The Studio

Members [of the Music Teachers’ Association] will recognise Trevor Barnard by his articles on piano technique that appear from time to time in this magazine, and you may also remember my review of his “Practical Guide to Solo Piano Music” as well as reviews of other recordings. This disc is an excellent teaching resource containing as it does a variety of works stretching from Bach (Two-part Invention no. 1) to the contemporary era with the latest work written in 1997. Harmonically, the works also show a progression across the centuries from the tonal to the atonal.

Representative 19 th century composers include Schubert, Mendelssohn, Chopin, Beethoven, Grieg, Rachmaninov and Debussy, Not being a particular lover o Chopin’s works, I found myself totally enchanted by Barnard’s clean, dramatic performance of the Op. 40 no. 1 Polonaise , a work usually inadequately over-performed by zealous students.

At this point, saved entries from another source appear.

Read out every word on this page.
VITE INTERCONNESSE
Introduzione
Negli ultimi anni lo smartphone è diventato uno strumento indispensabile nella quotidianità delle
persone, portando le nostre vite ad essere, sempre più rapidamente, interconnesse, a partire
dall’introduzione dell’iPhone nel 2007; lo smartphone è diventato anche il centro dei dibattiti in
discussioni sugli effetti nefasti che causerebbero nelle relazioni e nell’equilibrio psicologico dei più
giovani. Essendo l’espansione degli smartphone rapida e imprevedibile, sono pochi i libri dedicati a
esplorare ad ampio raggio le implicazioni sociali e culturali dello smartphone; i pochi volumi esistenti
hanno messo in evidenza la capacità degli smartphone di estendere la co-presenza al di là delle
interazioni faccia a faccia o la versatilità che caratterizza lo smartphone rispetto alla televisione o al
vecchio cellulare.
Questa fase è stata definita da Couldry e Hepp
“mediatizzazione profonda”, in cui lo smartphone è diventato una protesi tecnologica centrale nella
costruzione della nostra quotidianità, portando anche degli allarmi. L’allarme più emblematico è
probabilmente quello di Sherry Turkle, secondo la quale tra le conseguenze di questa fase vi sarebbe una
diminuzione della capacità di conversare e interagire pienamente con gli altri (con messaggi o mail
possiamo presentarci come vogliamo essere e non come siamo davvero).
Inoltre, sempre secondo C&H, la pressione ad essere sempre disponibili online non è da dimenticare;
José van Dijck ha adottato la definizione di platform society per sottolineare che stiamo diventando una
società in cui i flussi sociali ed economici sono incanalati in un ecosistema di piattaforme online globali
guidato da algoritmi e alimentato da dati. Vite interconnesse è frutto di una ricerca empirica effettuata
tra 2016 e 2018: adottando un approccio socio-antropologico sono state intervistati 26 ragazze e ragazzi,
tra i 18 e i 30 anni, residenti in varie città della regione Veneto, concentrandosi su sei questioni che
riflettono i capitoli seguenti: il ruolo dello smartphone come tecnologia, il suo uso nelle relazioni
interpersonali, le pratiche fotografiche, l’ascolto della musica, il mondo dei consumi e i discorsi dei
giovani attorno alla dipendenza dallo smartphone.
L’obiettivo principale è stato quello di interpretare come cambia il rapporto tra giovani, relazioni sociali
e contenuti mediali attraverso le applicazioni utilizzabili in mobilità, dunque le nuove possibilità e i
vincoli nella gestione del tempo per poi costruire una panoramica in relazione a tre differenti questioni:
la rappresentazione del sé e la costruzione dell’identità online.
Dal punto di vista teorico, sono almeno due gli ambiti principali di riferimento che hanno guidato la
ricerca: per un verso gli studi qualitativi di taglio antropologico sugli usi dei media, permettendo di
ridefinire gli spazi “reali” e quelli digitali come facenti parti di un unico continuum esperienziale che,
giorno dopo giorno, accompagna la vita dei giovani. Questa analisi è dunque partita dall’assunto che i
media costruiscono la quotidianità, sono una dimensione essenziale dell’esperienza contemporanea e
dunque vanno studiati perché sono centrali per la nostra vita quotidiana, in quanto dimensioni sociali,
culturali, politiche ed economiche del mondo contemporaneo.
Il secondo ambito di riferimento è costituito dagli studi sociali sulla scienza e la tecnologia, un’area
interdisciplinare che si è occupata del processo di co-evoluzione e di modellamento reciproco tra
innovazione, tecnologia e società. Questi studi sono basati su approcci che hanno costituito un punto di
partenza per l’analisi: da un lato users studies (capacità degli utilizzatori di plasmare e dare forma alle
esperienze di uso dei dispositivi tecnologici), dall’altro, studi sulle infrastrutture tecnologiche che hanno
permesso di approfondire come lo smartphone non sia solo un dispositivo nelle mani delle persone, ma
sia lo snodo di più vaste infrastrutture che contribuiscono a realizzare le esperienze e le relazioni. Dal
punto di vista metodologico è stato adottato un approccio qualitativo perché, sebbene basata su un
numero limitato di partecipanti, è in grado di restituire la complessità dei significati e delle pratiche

Moving to the 20 th century, Bartok is represented with two Mikrokosmos works – including an exciting rendition of the Bulgarian Dance – and Albeniz with that popular Tango. The blues character of Gershwin’s second Prelude speaks for itself.

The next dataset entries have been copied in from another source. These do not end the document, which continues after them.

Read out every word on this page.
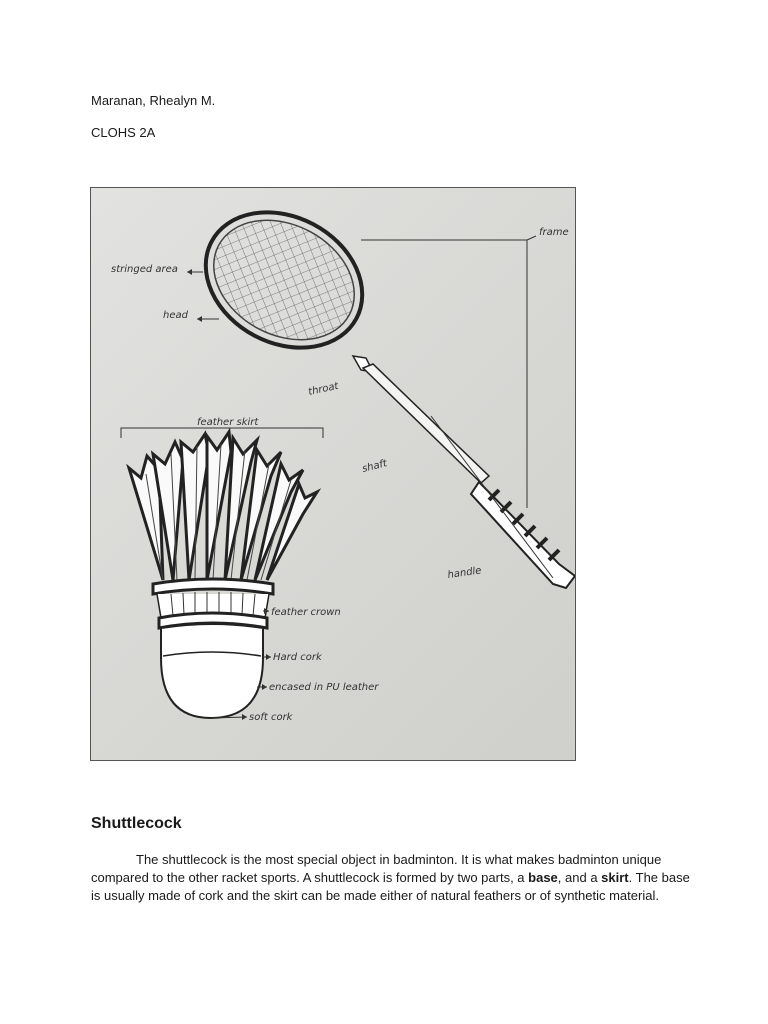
Maranan, Rhealyn M.
CLOHS 2A
stringed area
head
frame
throat
shaft
handle
feather skirt
feather crown
Hard cork
encased in PU leather
soft cork
Shuttlecock

The shuttlecock is the most special object in badminton. It is what makes badminton unique compared to the other racket sports. A shuttlecock is formed by two parts, a base, and a skirt. The base is usually made of cork and the skirt can be made either of natural feathers or of synthetic material.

The works of six Australian composers are included: Michael Bertram, Nigel Butterrley, Tim Dargaville, Peter Sculthorpe, Felix Werder and Margaret Sutherland.

The Sutherland works (Chorale Preludes Herzliebster Jesu and Jesu meine Freude ) were ones I personally discovered during post-graduate research years ago and I am delighted to see them included here as they are rarely recorded. Barnard’s performance of Sculthorpe’s popular 1954 Sonatina is clean and crisp, in keeping with the composer’s intentions and the stark nature of the music.

Barnard is a careful craftsman yet has the ability to retain the musicality and sensitivity required to demonstrate the disparate styles that encompass the rage of works chosen for this disc, several of which appear on the AMEB syllabus. Overall, this is a varied microcosm of piano writing, and whilst most of these works will be familiar to teachers they are here interpreted and performed by a master. Highly recommended.